- Born: 8 February 1880
- Died: 25 December 1929 (aged 49)
- Education: University of California
- Scientific career
- Fields: Astronomy
- Workplaces: University of Michigan

= Ralph Hamilton Curtiss =

Ralph Hamilton Curtiss (8 February 1880 – 25 December 1929) was an American astronomer and a professor of astrophysics at the University of Michigan. His main work was on stellar spectra and the identification of spectral binaries as well as quantitative studies based on the stellar spectra to study their atmospheres.

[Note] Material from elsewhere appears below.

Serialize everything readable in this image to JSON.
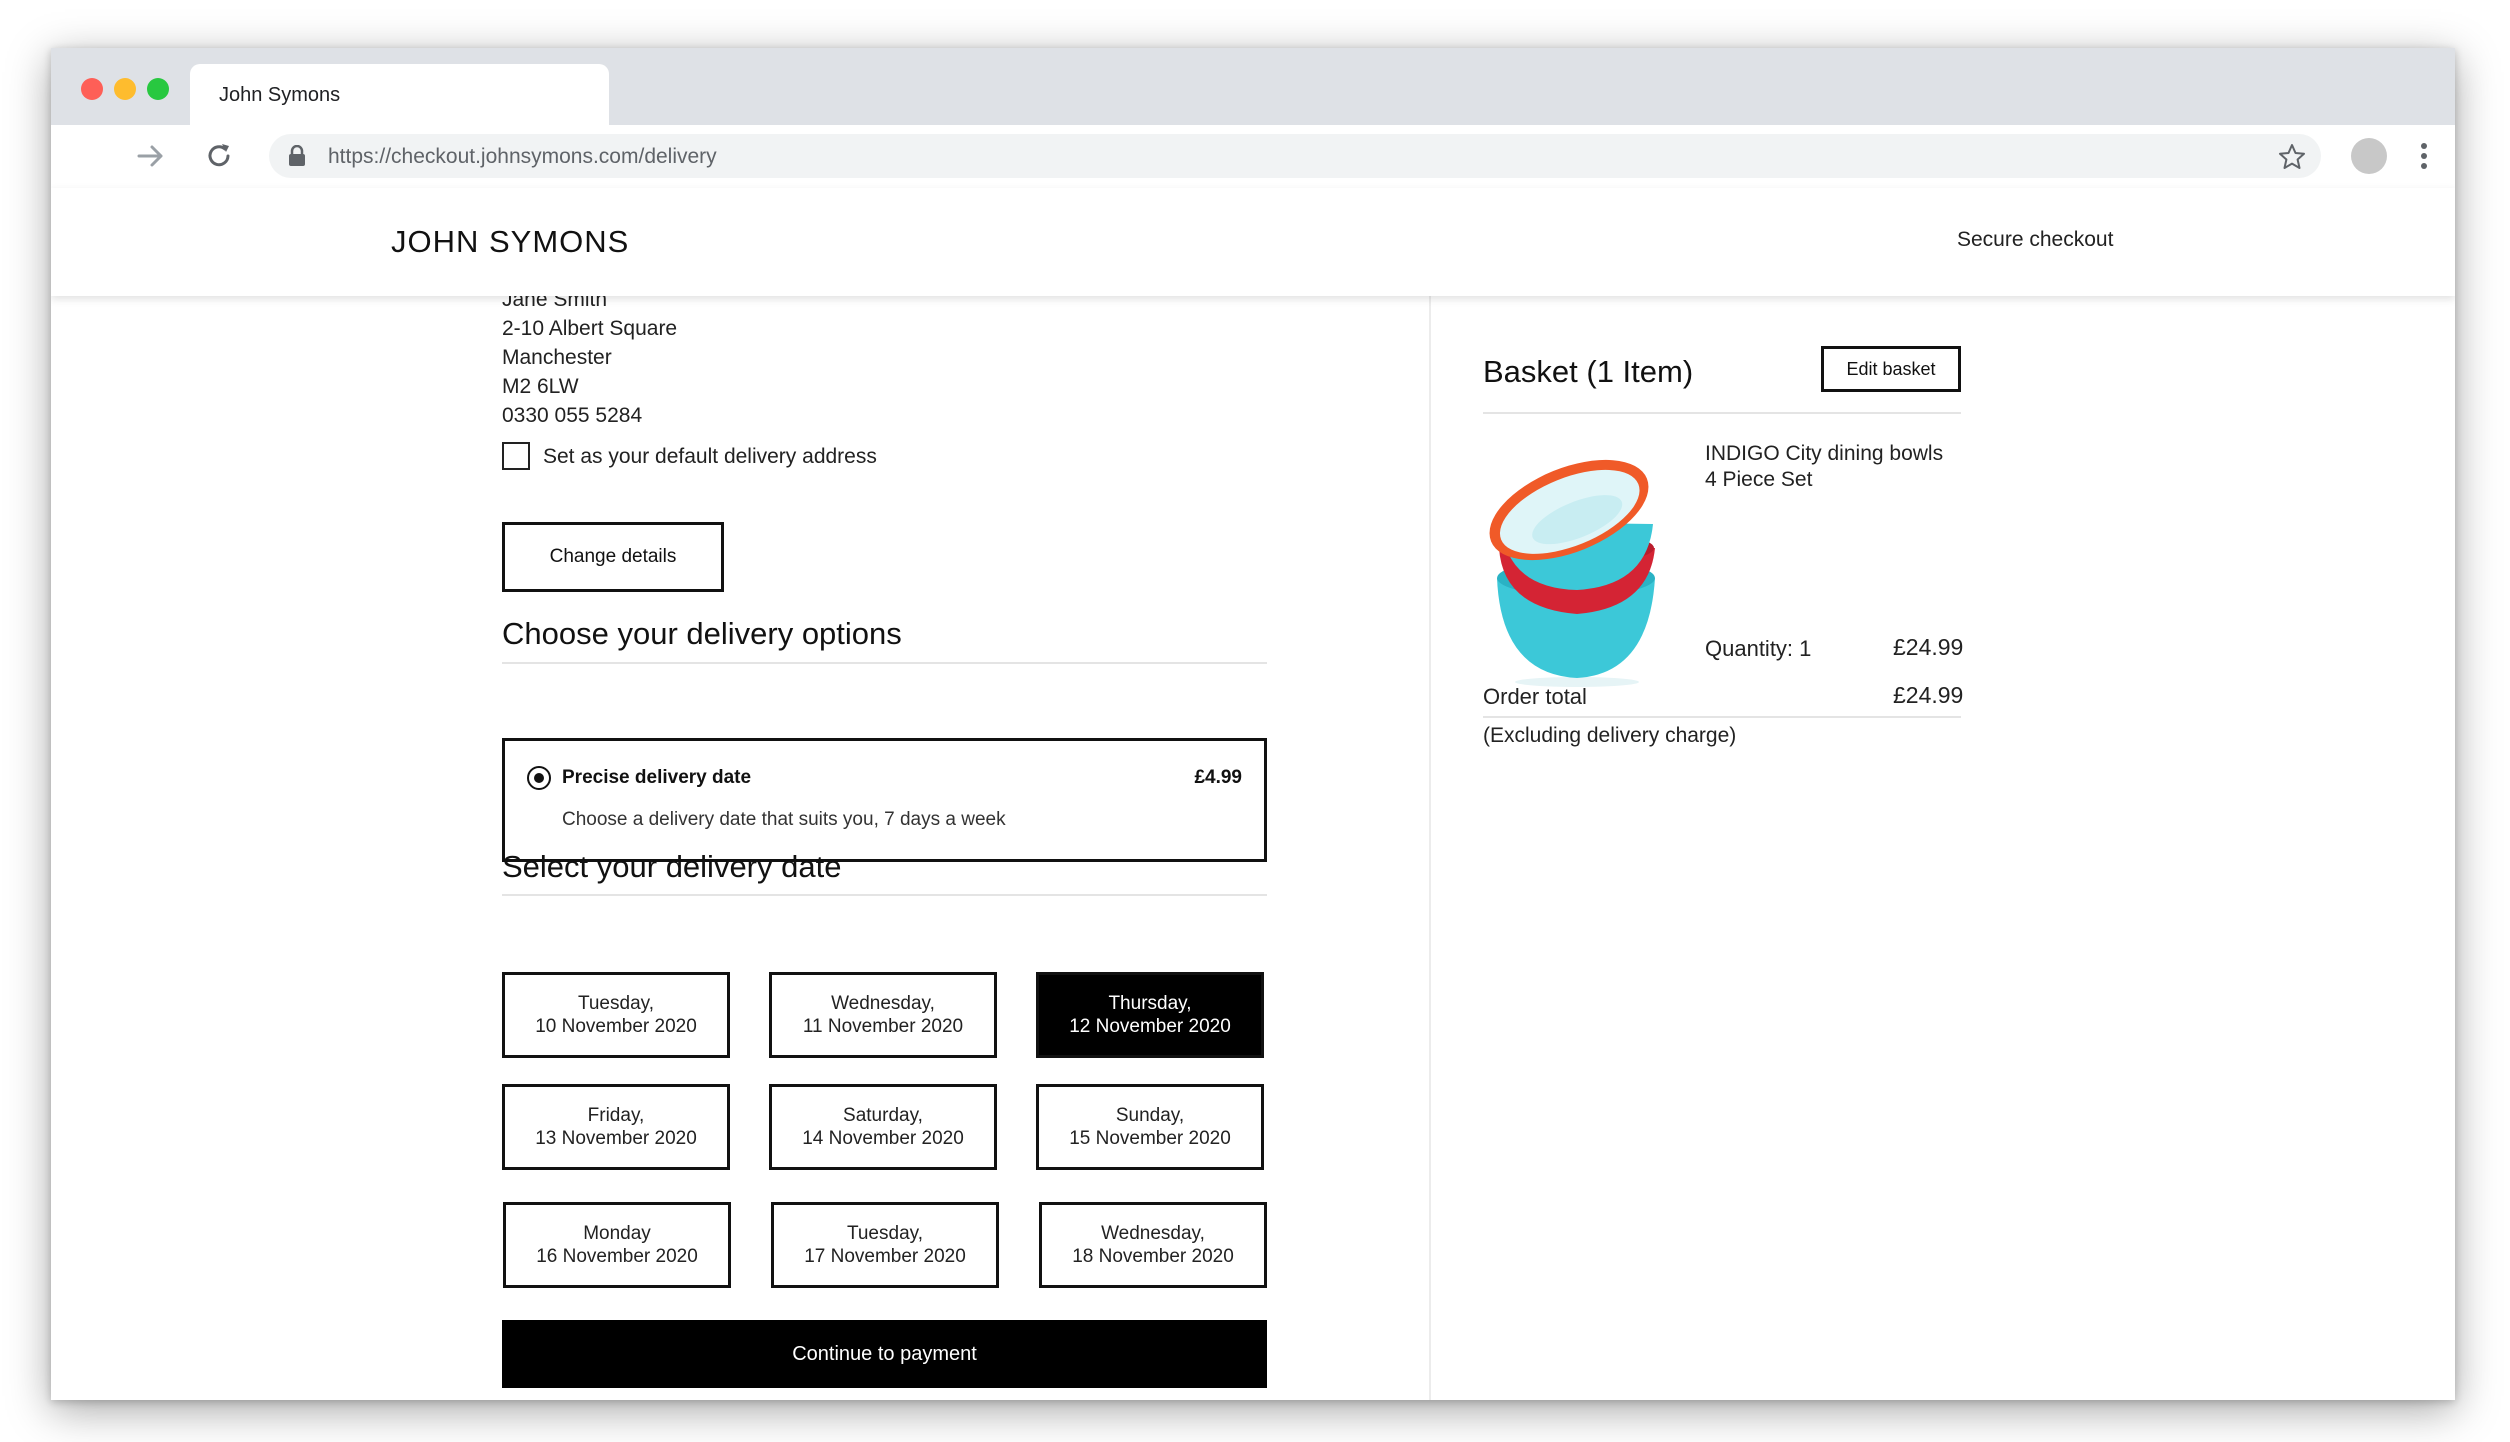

Curtiss was born in Derby, Connecticut where his parents Hamilton Burton and Emily Wheeler were Puritans. He was the youngest of three sons, a brother being David Raymond Curtiss. The children grew up in Redlands, California after the family moved there in 1892 and Ralph entered the University of California in 1897. He was inspired into physics by E.P. Lewis and into astronomy by A. O. Leuschner. He became an assistant at the Student's astronomical observatory and in 1901 made a trip as part of the Lick Observatory team to Padang, Sumatra to observe the solar eclipse of May 18 during which time he received his BS degree in absentia. He then received a Lick Observatory fellowship and continued studies towards his doctorate. He studied the Cepheid variable W Sagittarii and examined techniques to determine radial velocity from spectrometric data. His thesis was "Proposed Method for the Measurement and Reduction of Spectrograms for the Determination of the RadiaI Velocities of Celestial Objects. Application to a Study of the Variable Star W Sagittarii" and he received his doctorate in 1905. He joined the Allegheny Observatory in 1905, working with Frank Schlesinger and moved to the University of Michigan in 1907 where he became assistant professor of astrophysics. In 1918 he became a full professor and in 1927 he succeeded William Hussey, upon his death, as director of the Observatory of the University of Michigan. During World War I, he was involved in training soldiers on navigation. He confirmed a third component to the star Algol based on spectra.

He also took an interest in fishing, golf and music and had been married to Marie Louise Welton from 1920. He died from an embolism after suffering briefly from pleurisy.